Three Ways to Improve Winter IAQ

01/14/2014 |

Poor IAQ in the winter can negatively affect commercial building occupants.

For the millions of Americans who work in commercial and institutional buildings, winter is the harshest season. Not so much for the ice and snow outside, but for the storm brewing inside. That’s because 30% of commercial buildings in the U.S. have poor IAQ, which is linked to respiratory illnesses and allergies, according to some World Health Organization experts.

In addition to shouldering the medical expenses of sick workers, U.S. businesses experience as much as a 33% drop in worker productivity due to poor IAQ. In fact, the total costs to the U.S. economy from poor IAQ are estimated to be as high as $160 billion a year.

Fortunately, airborne disease transmission can be reduced through effective air filtration. Kimberly-Clark Professional Filtration offers the following tips for commercial buildings to improve their IAQ this winter.

Air filters provide a primary defense for building occupants against indoor air pollutants. But air filters will only support good IAQ when they are maintained correctly. Replace filters according to the schedule recommended by the manufacturer, or use a pressure gauge to determine when the filter has reached its final pressure drop. During installation, secure the filters tightly to avoid gaps between the filter frame and the filter rack. This helps avoid bypass air, which is detrimental to IAQ because respirable particles travel through the gap without being filtered.

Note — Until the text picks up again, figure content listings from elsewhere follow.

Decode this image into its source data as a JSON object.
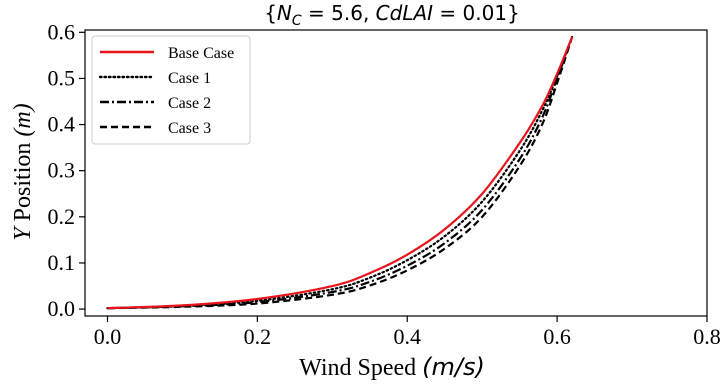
{
  "chart_data": {
    "type": "line",
    "title": "{N_C = 5.6, CdLAI = 0.01}",
    "title_parts": {
      "open": "{",
      "var_main": "N",
      "var_sub": "C",
      "eq1": " = 5.6, ",
      "var2": "CdLAI",
      "eq2": " = 0.01}"
    },
    "xlabel": "Wind Speed (m/s)",
    "xlabel_parts": {
      "text": "Wind Speed ",
      "unit": "(m/s)"
    },
    "ylabel": "Y Position (m)",
    "ylabel_parts": {
      "var": "Y",
      "text": " Position ",
      "unit": "(m)"
    },
    "xlim": [
      -0.03,
      0.8
    ],
    "ylim": [
      -0.015,
      0.605
    ],
    "xticks": [
      0.0,
      0.2,
      0.4,
      0.6,
      0.8
    ],
    "xtick_labels": [
      "0.0",
      "0.2",
      "0.4",
      "0.6",
      "0.8"
    ],
    "yticks": [
      0.0,
      0.1,
      0.2,
      0.3,
      0.4,
      0.5,
      0.6
    ],
    "ytick_labels": [
      "0.0",
      "0.1",
      "0.2",
      "0.3",
      "0.4",
      "0.5",
      "0.6"
    ],
    "grid": false,
    "legend_position": "top-left",
    "series": [
      {
        "name": "Base Case",
        "color": "#e8141c",
        "style": "solid",
        "x": [
          0.0,
          0.1,
          0.2,
          0.3,
          0.35,
          0.4,
          0.45,
          0.5,
          0.55,
          0.58,
          0.6,
          0.62
        ],
        "y": [
          0.002,
          0.008,
          0.022,
          0.05,
          0.078,
          0.118,
          0.173,
          0.25,
          0.36,
          0.44,
          0.51,
          0.59
        ]
      },
      {
        "name": "Case 1",
        "color": "#000000",
        "style": "dotted",
        "x": [
          0.0,
          0.1,
          0.2,
          0.3,
          0.35,
          0.4,
          0.45,
          0.5,
          0.55,
          0.58,
          0.6,
          0.62
        ],
        "y": [
          0.002,
          0.007,
          0.018,
          0.043,
          0.068,
          0.106,
          0.158,
          0.233,
          0.343,
          0.43,
          0.505,
          0.59
        ]
      },
      {
        "name": "Case 2",
        "color": "#000000",
        "style": "dashdot",
        "x": [
          0.0,
          0.1,
          0.2,
          0.3,
          0.35,
          0.4,
          0.45,
          0.5,
          0.55,
          0.58,
          0.6,
          0.62
        ],
        "y": [
          0.002,
          0.006,
          0.015,
          0.037,
          0.059,
          0.094,
          0.143,
          0.215,
          0.325,
          0.415,
          0.5,
          0.59
        ]
      },
      {
        "name": "Case 3",
        "color": "#000000",
        "style": "dashed",
        "x": [
          0.0,
          0.1,
          0.2,
          0.3,
          0.35,
          0.4,
          0.45,
          0.5,
          0.55,
          0.58,
          0.6,
          0.62
        ],
        "y": [
          0.002,
          0.005,
          0.012,
          0.031,
          0.051,
          0.084,
          0.131,
          0.2,
          0.31,
          0.4,
          0.49,
          0.59
        ]
      }
    ]
  }
}
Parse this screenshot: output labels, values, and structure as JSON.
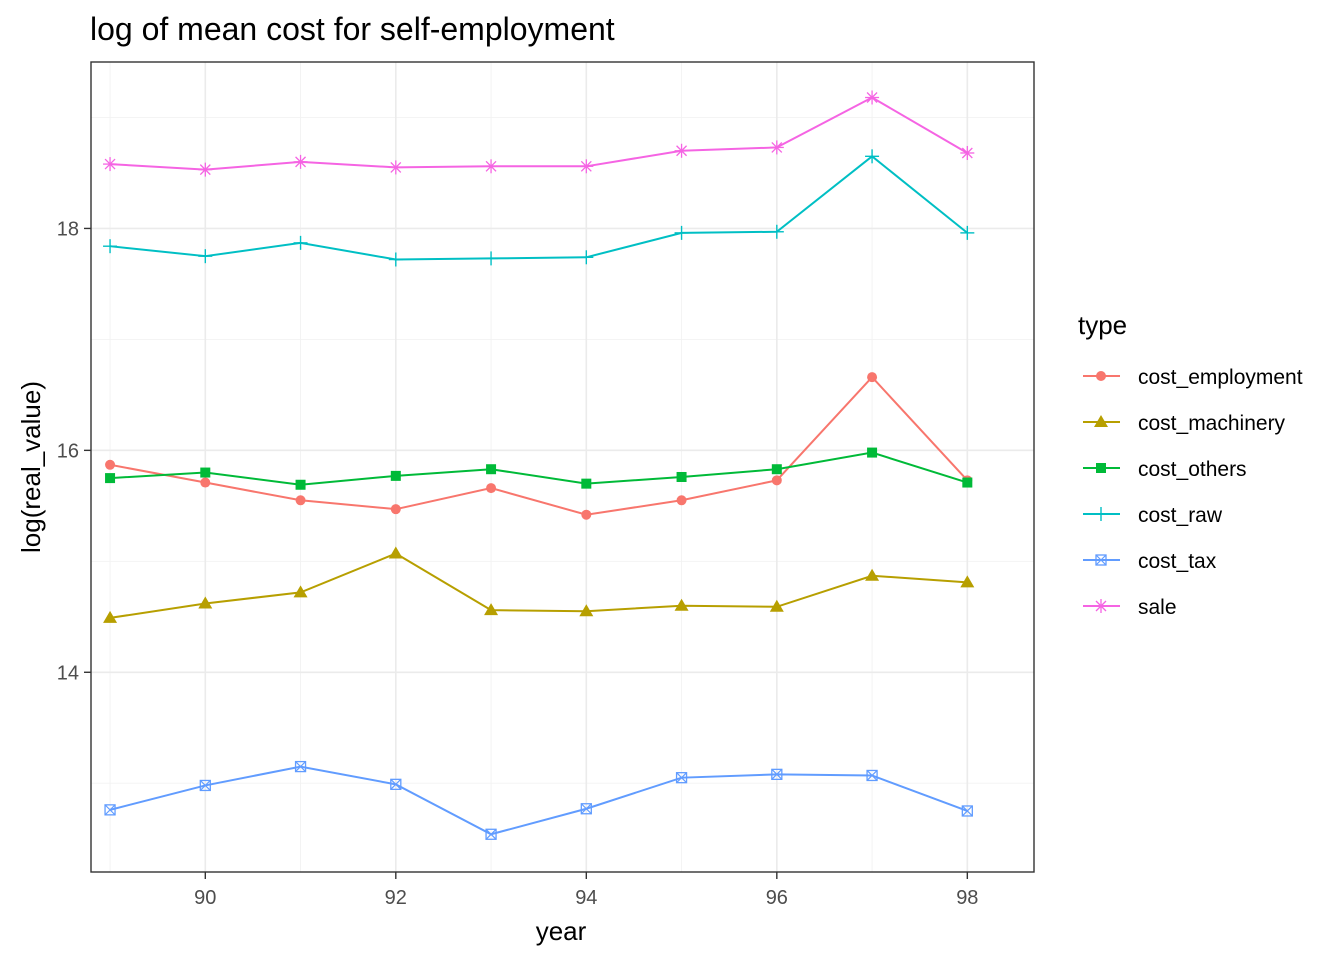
{
  "chart_data": {
    "type": "line",
    "title": "log of mean cost for self-employment",
    "xlabel": "year",
    "ylabel": "log(real_value)",
    "xlim": [
      88.8,
      98.7
    ],
    "ylim": [
      12.2,
      19.5
    ],
    "x_ticks": [
      90,
      92,
      94,
      96,
      98
    ],
    "y_ticks": [
      14,
      16,
      18
    ],
    "grid": true,
    "legend": {
      "title": "type",
      "position": "right"
    },
    "x": [
      89,
      90,
      91,
      92,
      93,
      94,
      95,
      96,
      97,
      98
    ],
    "series": [
      {
        "name": "cost_employment",
        "color": "#F8766D",
        "marker": "circle",
        "values": [
          15.87,
          15.71,
          15.55,
          15.47,
          15.66,
          15.42,
          15.55,
          15.73,
          16.66,
          15.73
        ]
      },
      {
        "name": "cost_machinery",
        "color": "#B79F00",
        "marker": "triangle",
        "values": [
          14.49,
          14.62,
          14.72,
          15.07,
          14.56,
          14.55,
          14.6,
          14.59,
          14.87,
          14.81
        ]
      },
      {
        "name": "cost_others",
        "color": "#00BA38",
        "marker": "square",
        "values": [
          15.75,
          15.8,
          15.69,
          15.77,
          15.83,
          15.7,
          15.76,
          15.83,
          15.98,
          15.71
        ]
      },
      {
        "name": "cost_raw",
        "color": "#00BFC4",
        "marker": "plus",
        "values": [
          17.84,
          17.75,
          17.87,
          17.72,
          17.73,
          17.74,
          17.96,
          17.97,
          18.65,
          17.96
        ]
      },
      {
        "name": "cost_tax",
        "color": "#619CFF",
        "marker": "square-cross",
        "values": [
          12.76,
          12.98,
          13.15,
          12.99,
          12.54,
          12.77,
          13.05,
          13.08,
          13.07,
          12.75
        ]
      },
      {
        "name": "sale",
        "color": "#F564E3",
        "marker": "asterisk",
        "values": [
          18.58,
          18.53,
          18.6,
          18.55,
          18.56,
          18.56,
          18.7,
          18.73,
          19.18,
          18.68
        ]
      }
    ]
  }
}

The filtration efficiency of commercial air filters is rated by the minimum efficiency reporting value (MERV). A filter’s MERV is measured by the ASHRAE 52.2 Test Standard, which provides the efficiency of the filter over three particle size ranges: E1 (very fine particles of 0.3 to 1.0 micrometers), E2 (fine particles of 1.0 to 3.0 micrometers), and E3 (coarse particles of 3.0 to 10.0 micrometers). The smallest (under 2.5 microns) and most toxic particles are most likely to travel to the deepest part of the lungs, where they can cause a variety of respiratory health problems. Many filters have low E1 and E2 efficiencies. It’s therefore important to look beyond the MERV to the entire ASHRAE 52.2 test report, across all particle sizes.

Filters that provide a good balance of mechanical and electret efficiency will almost always outperform a filter that relies solely on mechanical efficiency. While submicron particles are much smaller than the void spaces in most commercial electret media, the electrostatic effects are particularly useful in increasing the capture efficiency for the submicron particles that can cause health problems.

“Improved indoor environmental quality may improve work performance, reduce absences, and reduce healthcare needs,” says Robert Martin, associate category manager at Kimberly-Clark Professional Filtration.

According to Martin, IAQ improvements can reduce respiratory illnesses by up to 76%, and businesses can realize up to a 20% improvement in productivity.